The question of how immigration affects the wages and employment of natives is a frequent topic of research in the U.S. With respect to wages, a simple model of course suggests an increase in supply will decrease prices, thus more immigrants bring down native wages. Some research, notably the work of George Borjas, supports this. Another model is one where immigrant labor is complimentary to native labor, and thus more immigration increases native wages. Other research supports this model, which was described recently by Tyler Cowen in the New York Times. Similar stories are told for employment. Unsurprisingly, a similar question of immigrant and native complementarity exists in other countries. A new paper sheds some light on this issue with respect to China:

Hundreds of millions of rural migrants have moved into Chinese cities since the early 1990s contributing greatly to economic growth, yet, they are often blamed for reducing urban ‘native’ workers’ employment opportunities, suppressing their wages and increasing pressure on infrastructure and other public facilities. This paper examines the causal relationship between rural-urban migration and urban native workers’ labour market outcomes in Chinese cities. After controlling for the endogeneity problem our results show that rural migrants in urban China have modest positive or zero effects on the average employment and insignificant impact on earnings of urban workers. When examine the impact on unskilled labours we once again find it to be positive and insignificant.
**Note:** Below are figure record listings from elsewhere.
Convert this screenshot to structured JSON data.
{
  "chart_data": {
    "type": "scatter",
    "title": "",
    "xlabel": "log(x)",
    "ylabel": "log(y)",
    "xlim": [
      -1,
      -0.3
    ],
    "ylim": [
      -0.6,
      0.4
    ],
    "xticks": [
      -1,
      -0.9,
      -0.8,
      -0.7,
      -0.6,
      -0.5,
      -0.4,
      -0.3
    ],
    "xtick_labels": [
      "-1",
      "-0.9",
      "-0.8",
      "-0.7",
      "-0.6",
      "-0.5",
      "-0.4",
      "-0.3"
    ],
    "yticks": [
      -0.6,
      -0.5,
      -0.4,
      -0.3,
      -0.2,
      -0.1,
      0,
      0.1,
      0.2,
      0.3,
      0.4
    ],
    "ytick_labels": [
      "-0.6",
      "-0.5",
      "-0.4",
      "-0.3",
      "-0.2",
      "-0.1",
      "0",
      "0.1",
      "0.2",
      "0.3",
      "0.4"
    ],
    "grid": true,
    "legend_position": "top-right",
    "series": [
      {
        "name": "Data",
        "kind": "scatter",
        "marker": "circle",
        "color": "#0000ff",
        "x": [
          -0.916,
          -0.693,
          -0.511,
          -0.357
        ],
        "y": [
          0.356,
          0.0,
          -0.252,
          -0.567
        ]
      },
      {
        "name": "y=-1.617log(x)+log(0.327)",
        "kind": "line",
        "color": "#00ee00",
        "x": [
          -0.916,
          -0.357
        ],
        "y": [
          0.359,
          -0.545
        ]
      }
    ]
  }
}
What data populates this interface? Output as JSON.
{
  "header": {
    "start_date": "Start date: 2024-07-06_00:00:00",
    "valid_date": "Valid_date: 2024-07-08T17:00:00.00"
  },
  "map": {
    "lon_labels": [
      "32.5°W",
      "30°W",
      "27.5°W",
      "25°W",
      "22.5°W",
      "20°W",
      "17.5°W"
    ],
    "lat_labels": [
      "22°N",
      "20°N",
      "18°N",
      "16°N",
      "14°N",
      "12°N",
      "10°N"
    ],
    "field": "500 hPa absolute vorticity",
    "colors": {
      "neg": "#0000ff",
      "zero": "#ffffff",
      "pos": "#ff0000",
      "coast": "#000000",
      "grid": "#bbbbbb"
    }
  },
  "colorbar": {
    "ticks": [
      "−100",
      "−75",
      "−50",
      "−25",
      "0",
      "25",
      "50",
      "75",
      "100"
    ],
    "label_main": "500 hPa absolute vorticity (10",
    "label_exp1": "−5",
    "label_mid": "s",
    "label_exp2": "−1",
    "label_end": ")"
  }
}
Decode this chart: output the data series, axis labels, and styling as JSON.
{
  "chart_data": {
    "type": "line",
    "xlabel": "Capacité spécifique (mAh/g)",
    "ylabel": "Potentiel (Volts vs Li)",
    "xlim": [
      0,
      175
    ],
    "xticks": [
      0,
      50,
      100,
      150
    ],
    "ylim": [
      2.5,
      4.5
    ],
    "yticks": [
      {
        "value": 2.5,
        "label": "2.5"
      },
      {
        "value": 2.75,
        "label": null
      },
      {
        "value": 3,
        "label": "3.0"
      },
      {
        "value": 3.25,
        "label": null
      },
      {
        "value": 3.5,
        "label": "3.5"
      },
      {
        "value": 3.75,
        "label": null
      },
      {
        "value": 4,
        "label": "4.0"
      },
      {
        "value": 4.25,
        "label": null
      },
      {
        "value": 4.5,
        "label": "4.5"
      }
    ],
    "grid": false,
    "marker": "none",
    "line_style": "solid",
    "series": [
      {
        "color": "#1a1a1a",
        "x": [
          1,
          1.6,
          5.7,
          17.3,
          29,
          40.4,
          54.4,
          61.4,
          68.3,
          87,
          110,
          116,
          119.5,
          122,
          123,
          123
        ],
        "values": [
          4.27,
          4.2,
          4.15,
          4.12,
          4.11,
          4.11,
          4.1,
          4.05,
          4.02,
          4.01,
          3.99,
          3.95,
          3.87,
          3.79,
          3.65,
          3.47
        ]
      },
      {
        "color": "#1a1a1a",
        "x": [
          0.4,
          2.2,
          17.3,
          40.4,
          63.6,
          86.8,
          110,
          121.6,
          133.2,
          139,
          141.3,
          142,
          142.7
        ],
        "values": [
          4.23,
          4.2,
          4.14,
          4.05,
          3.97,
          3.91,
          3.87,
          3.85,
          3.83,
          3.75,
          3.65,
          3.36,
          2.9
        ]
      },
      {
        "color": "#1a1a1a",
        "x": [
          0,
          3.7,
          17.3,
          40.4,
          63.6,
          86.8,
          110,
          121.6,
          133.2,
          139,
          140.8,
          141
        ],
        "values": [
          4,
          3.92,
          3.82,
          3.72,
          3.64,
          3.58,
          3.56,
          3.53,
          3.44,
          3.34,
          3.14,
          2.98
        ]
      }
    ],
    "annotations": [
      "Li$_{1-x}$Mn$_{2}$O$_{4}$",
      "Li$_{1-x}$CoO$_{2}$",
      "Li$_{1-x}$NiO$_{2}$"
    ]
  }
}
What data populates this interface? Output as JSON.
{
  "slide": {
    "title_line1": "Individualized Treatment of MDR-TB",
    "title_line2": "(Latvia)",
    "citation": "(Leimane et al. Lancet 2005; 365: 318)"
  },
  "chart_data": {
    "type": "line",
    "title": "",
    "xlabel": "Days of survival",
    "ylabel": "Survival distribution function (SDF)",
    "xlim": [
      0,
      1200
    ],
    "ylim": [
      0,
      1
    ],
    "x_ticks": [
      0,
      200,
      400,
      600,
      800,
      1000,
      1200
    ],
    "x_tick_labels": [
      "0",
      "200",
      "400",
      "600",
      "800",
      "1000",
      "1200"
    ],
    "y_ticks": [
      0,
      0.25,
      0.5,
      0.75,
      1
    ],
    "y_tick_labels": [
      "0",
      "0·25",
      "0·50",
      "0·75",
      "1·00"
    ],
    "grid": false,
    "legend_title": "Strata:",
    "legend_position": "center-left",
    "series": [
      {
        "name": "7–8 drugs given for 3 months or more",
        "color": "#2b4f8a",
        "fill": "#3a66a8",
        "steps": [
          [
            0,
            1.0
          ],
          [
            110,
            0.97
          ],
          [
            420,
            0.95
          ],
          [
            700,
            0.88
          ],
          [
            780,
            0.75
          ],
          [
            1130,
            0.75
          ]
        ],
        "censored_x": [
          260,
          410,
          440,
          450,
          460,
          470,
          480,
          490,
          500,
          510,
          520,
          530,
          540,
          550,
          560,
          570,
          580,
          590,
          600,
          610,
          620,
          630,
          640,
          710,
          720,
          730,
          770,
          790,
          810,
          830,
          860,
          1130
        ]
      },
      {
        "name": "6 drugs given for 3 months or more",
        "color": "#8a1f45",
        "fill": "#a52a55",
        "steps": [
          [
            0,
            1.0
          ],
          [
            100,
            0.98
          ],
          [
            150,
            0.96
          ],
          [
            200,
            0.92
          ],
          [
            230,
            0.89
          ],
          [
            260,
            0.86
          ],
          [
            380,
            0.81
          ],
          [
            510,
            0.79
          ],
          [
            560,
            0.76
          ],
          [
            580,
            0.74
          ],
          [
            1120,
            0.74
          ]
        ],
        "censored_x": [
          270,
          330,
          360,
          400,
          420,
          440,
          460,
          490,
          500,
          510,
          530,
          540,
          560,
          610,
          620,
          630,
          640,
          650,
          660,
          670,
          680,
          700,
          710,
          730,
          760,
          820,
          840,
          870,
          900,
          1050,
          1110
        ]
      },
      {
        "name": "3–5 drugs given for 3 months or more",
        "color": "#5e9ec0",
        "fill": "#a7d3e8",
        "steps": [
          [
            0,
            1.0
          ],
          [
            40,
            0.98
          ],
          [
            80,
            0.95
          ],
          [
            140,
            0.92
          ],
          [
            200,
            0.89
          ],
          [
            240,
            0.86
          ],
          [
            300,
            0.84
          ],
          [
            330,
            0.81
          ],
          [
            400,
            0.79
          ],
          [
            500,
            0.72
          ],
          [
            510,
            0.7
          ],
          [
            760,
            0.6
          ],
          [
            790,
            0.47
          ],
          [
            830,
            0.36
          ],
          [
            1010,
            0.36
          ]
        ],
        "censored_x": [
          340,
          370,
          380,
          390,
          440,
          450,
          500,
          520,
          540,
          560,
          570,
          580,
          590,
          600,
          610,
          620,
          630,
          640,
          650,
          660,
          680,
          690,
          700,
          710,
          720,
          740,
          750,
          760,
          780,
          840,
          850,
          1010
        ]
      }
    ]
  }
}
We conjecture that the reason for the lack of adverse effects is due partially to the labour market segregation between the migrants and urban natives, and partially due to the complementarities between the two groups of workers. Further investigation reveals that the increase in migrant inflow is related to the demand expansion and that if the economic growth continues, elimination of labour market segregation may not necessarily lead to an adverse impact of migration on urban native labour market outcomes.

As I’ve said before, I think people who are sympathetic to more restrictive immigration regime in the U.S. should ask themselves, especially in the face of such contrary evidence, whether they think China should restrict immigration to possibly preserve the wages for the relatively well-off at the definite expense of poorer immigrants from rural China or from immigrants from other countries.